Avrupa Merkez Bankası (ECB) Fed ile eşgüdümlü adımlar atıyor, özellikle Euro’nun serbest düşüşünü engellemek amacıyla. ECB, hep göz ucuyla Fed’i izliyor. Yetkililerden geçtiğimiz hafta gelen açıklamalar önümüzdeki yıl sonunda faizin %2’nin biraz üzerinde şekillenebileceğine alamet. Fed – ECB tandemi küresel piyasalardaki istikrar için önemli.
Fed’i zorlayan nedir?
Ekonomide teorik bir faiz oranı varsayımı vardır: r*. Bu, görünmez ama belirleyici bir orandır; ne enflasyonu tetikler ne de ekonomiyi durdurur. Türkiye’de yaygın kullanılan “reel faiz” kavramıyla kıyaslanabilir, ancak teknik olarak r*, sıfır reel faize denk gelmek zorunda değildir. Ekonomide, dengeli bir faiz oranını ifade eder.
Fed Başkanı Jerome Powell, “Finansal koşulların sıkı kalmasına göz yummayacağız” diyerek r* seviyesine ulaşmayı hedeflediklerini ifade etti. Türkiye’de ise Merkez Bankası Başkanı Dr. Fatih Karahan, benzer bir yaklaşımla “finansal koşulları aşırı sıkılaştırmayacağız” diyerek politika faizinin enflasyon düştükçe bir bant içinde aşağı çekileceğine işaret etti.
Ancak burada fark, Türkiye’nin politika yapımında “reel faiz”e odaklanırken ABD’nin r* üzerinden hareket etmesidir. Karahan “reel faizi artırmayacağım” derken, Powell “r*’dan sapmayacağım” diyor. Çünkü, ABD’de merkez bankası fiilen çift hedefe odaklıyken Türkiye’de yalnızca fiyat istikrarından sorumludur.
R*’a yaklaşmak
R*, teorik bir seviye ve her ekonomiste göre değişiklik gösterir. ABD ekonomisi için genel kabul gören aralık %2,5 ila %3,5 seviyesindedir. Fed, uzun vadeli faizi %2,9 olarak varsayıyor. Geçtiğimiz hafta açıklanan verilerde yıllık enflasyon %2,6, çekirdek tüketim harcamaları fiyat artışı ise %2,7 seviyesinde açıklandı. Bu da politika faizinin mevcut %4,50 ila %4,75 bandında bulunması nedeniyle r*’a doğru mesafe kat edilmesi gerektiğini gösteriyor.

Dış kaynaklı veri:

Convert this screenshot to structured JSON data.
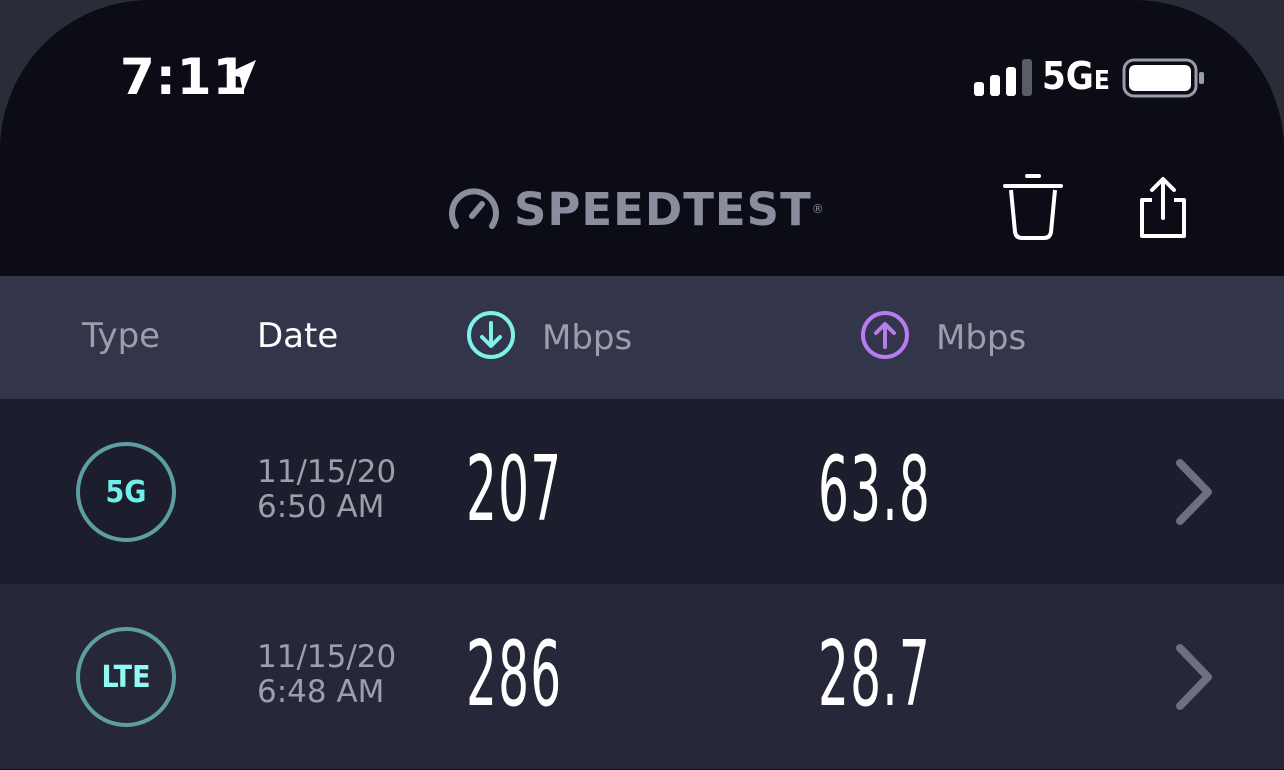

Powell’ın Perşembe günkü açıklamaları da bu yaklaşımı destekliyor: “Yavaşça hızlanacağız (festina lente)”. Fed, telaşa kapılmadan hızlıca r*’a ulaşarak ekonomik şoklara karşı daha hazırlıklı olmayı hedefliyor. R* seviyesine ne kadar yakın olunursa, Fed’in kumandası o kadar güçlü kalır. Aksi takdirde 2008 yılında yaşandığı gibi olağanüstü toplantılara ve keskin faiz indirimlerine hatta açıklanan “bazuka” lakaplı mali paketlere rağmen kriz teğet geçmez.
Makro güç, mikro zayıflık
ABD ekonomisi, salgının ardından güçlü kalmayı başardı. Teknolojide yapay zeka ve enerjide yeşil dönüşümle hizmet sektörü odaklı yüksek katma değer yaratıyor. “Space X”in gövde gösterileri tüm dünyanın gıptası. Ancak makroekonomik göstergeler güçlü görünse de sektörler kendi tempolarında durgunluk evrelerini yaşıyor. Perakende tüketim mallarının salgın başındaki yükselişi, salgın sonrası yerini hizmet sektörünün gücüne bıraktı. Şimdi ise mal üretimine yönelik sektörler yavaşlıyor.
Makro düzeyde ekonomik döngüler güçlü görünse de sektörel seviyede farklı evreler yaşanıyor. Makro gözlemciler bu nedenle “yumuşak” veya “sert iniş” tartışmalarını gereksiz buluyor. “Uçak zaten havada,” diyorlar: “İniş yok!” Neyse ki Fed’in ayakları yere basıyor. Fed, daralan pistin farkında ve jumbo jetin tekrar havalanması için gereken motor gücünü sağlayacak adımları atıyor.